The Church must also acknowledge that it has helped to bring our culture to this moment. Had the bishops been willing to embrace civil unions a decade ago, we might not be having this fight about marriage. That train has now left the station. But, the fault goes deeper. About a decade ago, when the issue of same sex marriage was first gaining currency, a bishop asked me, “Is this about feeling accepted?” I could not fail to point out that if our Church had done a better job making gays and lesbians feel accepted, we might have had a chance to explain, in a non-confrontational and loving, familial way, why what the Church means by marriage must be reserved to members of the opposite sex. Again, the train has left.

It is important that the President, in the coming days and weeks, resists the temptation to turn his announcement into any kind of federal action. It is also important that the courts stay out of this issue. The political process, with its painful, lengthy, onerous, tedious requirement that we American persuade one another, is a preferable route to take. The Supreme Court’s intervention from on high in Roe v. Wade short-circuited a debate going on in many state legislatures, debates that might have yielded laws that more closely reflected Americans’ ambivalent views on abortion than what we have now. Indeed, that short-circuiting of the political process is one of the major reasons the abortion debate is till as contentious as it is, almost forty years after Roe.

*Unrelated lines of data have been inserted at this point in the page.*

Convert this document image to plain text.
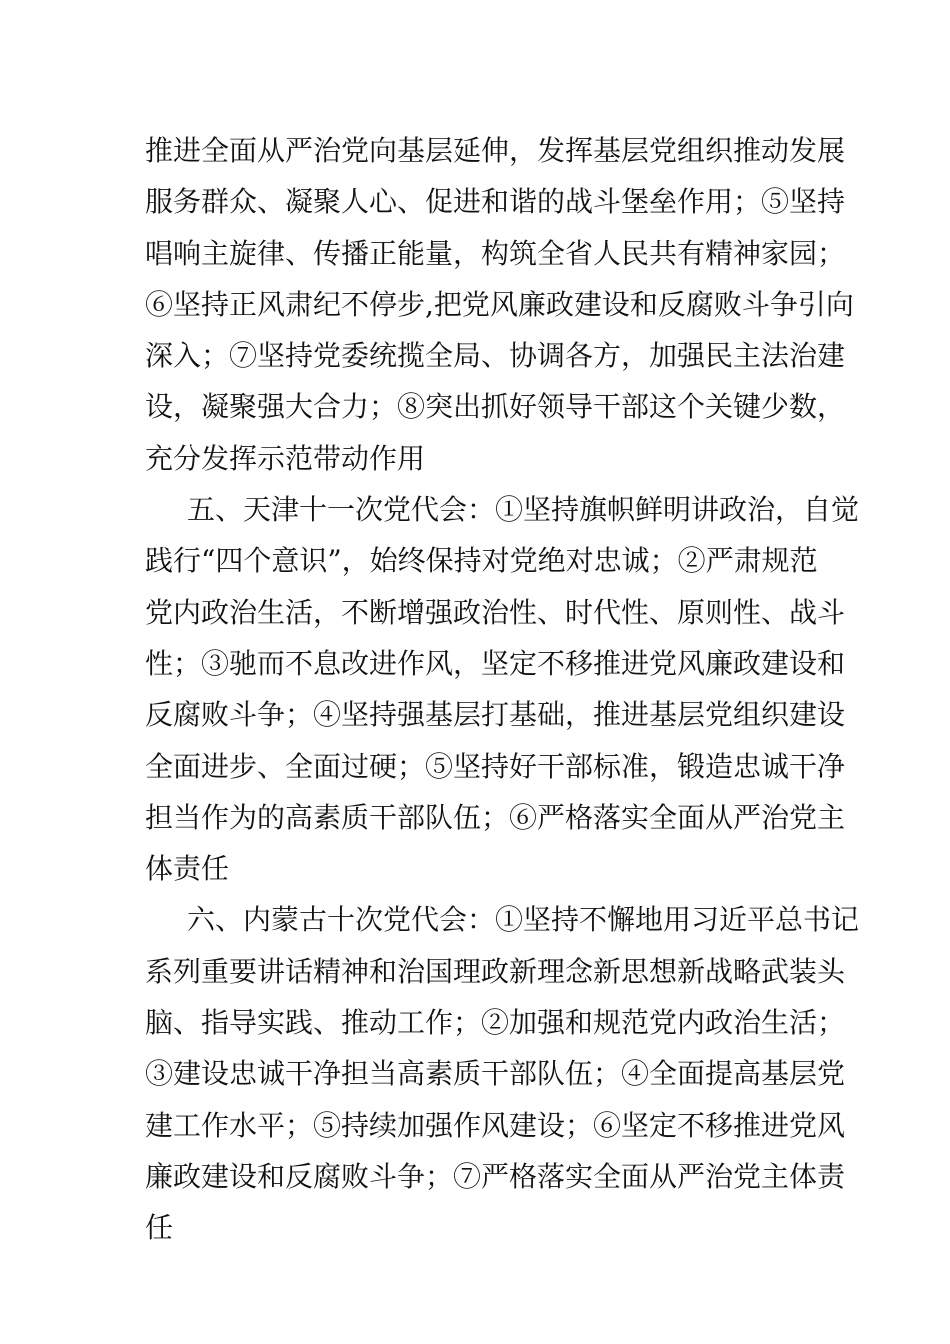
推进全面从严治党向基层延伸，发挥基层党组织推动发展
服务群众、凝聚人心、促进和谐的战斗堡垒作用；⑤坚持
唱响主旋律、传播正能量，构筑全省人民共有精神家园；
⑥坚持正风肃纪不停步,把党风廉政建设和反腐败斗争引向
深入；⑦坚持党委统揽全局、协调各方，加强民主法治建
设，凝聚强大合力；⑧突出抓好领导干部这个关键少数，
充分发挥示范带动作用
五、天津十一次党代会：①坚持旗帜鲜明讲政治，自觉
践行“四个意识”，始终保持对党绝对忠诚；②严肃规范
党内政治生活，不断增强政治性、时代性、原则性、战斗
性；③驰而不息改进作风，坚定不移推进党风廉政建设和
反腐败斗争；④坚持强基层打基础，推进基层党组织建设
全面进步、全面过硬；⑤坚持好干部标准，锻造忠诚干净
担当作为的高素质干部队伍；⑥严格落实全面从严治党主
体责任
六、内蒙古十次党代会：①坚持不懈地用习近平总书记
系列重要讲话精神和治国理政新理念新思想新战略武装头
脑、指导实践、推动工作；②加强和规范党内政治生活；
③建设忠诚干净担当高素质干部队伍；④全面提高基层党
建工作水平；⑤持续加强作风建设；⑥坚定不移推进党风
廉政建设和反腐败斗争；⑦严格落实全面从严治党主体责
任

It is also important that the President, and those who support same sex marriage, make clear that while all anti-gay bigots undoubtedly oppose gay marriage, not all of those who oppose gay marriage are bigots.

It is important that the leaders of the Church think long and hard on this issue. I believe that every dollar spent on fighting same sex marriage at the polls is a dollar wasted. The trajectory of public opinion on this issue is clear. How then should the Church respond? One idea was suggested to me the other day: The Catholic Church should decline to have its priests confer civil marriage at all. This is the final instance in which a priest functions as a magistrate of the State, a vestige of times past, and it no longer does anything good for either side. Such a move would allow us to focus on what we mean by marriage and also point out, to gay and straight alike, that the ambient cultural definition of marriage has long since come to mean something different from what we mean. “If we do this now, it removes the Church from a rancorous debate in which she is perceived as imposing her views on half the American people, and the gesture -- if explained correctly -- will be seen as gracious,” my priest friend explained. “If we wait until we're forced by a law suit in a state where same sex marriage is legal, it will be seen as a humiliation and a further sign of our irrelevance.” I think he is exactly right.

I do not begrudge the celebrations of those who found in the president’s words something to celebrate. I also do not begrudge the attitude of the black man who told the Washington Post, in explaining why he will not be voting for Obama come November, “I’d love to be supportive to my president…I have to be loyal to my God.” You may disagree with the man’s theology or his politics, but let no one say an unkind word about the man’s faithfulness. I am happy, truly happy, for my gay friends who have married and hope they will find happiness and fulfillment in their lives. I am happy, too, to belong to a Church that continues to propose a view of marriage that sees it as linked both to our celestial callings and our fundamental instincts about the complementarity of the sexes, an analogy for the relationship that is “betwixt Christ and His Church” as the Book of Common Prayer has it.

In short, the president’s words yesterday may be cause for celebration to some and for disappointment to others. Their political significance remains to be seen and at least the President gets high marks for courage as it is far from clear that there is a political upside to this issue for him. Indeed, if I was forced to make a prediction, I would predict that his embrace of same sex marriage will hurt him in key swing states. But, his words did not inaugurate a brave new world and they did not foretell the apocalypse. Twenty years hence, they will provoke a yawn. I wish we could get there faster than twenty years.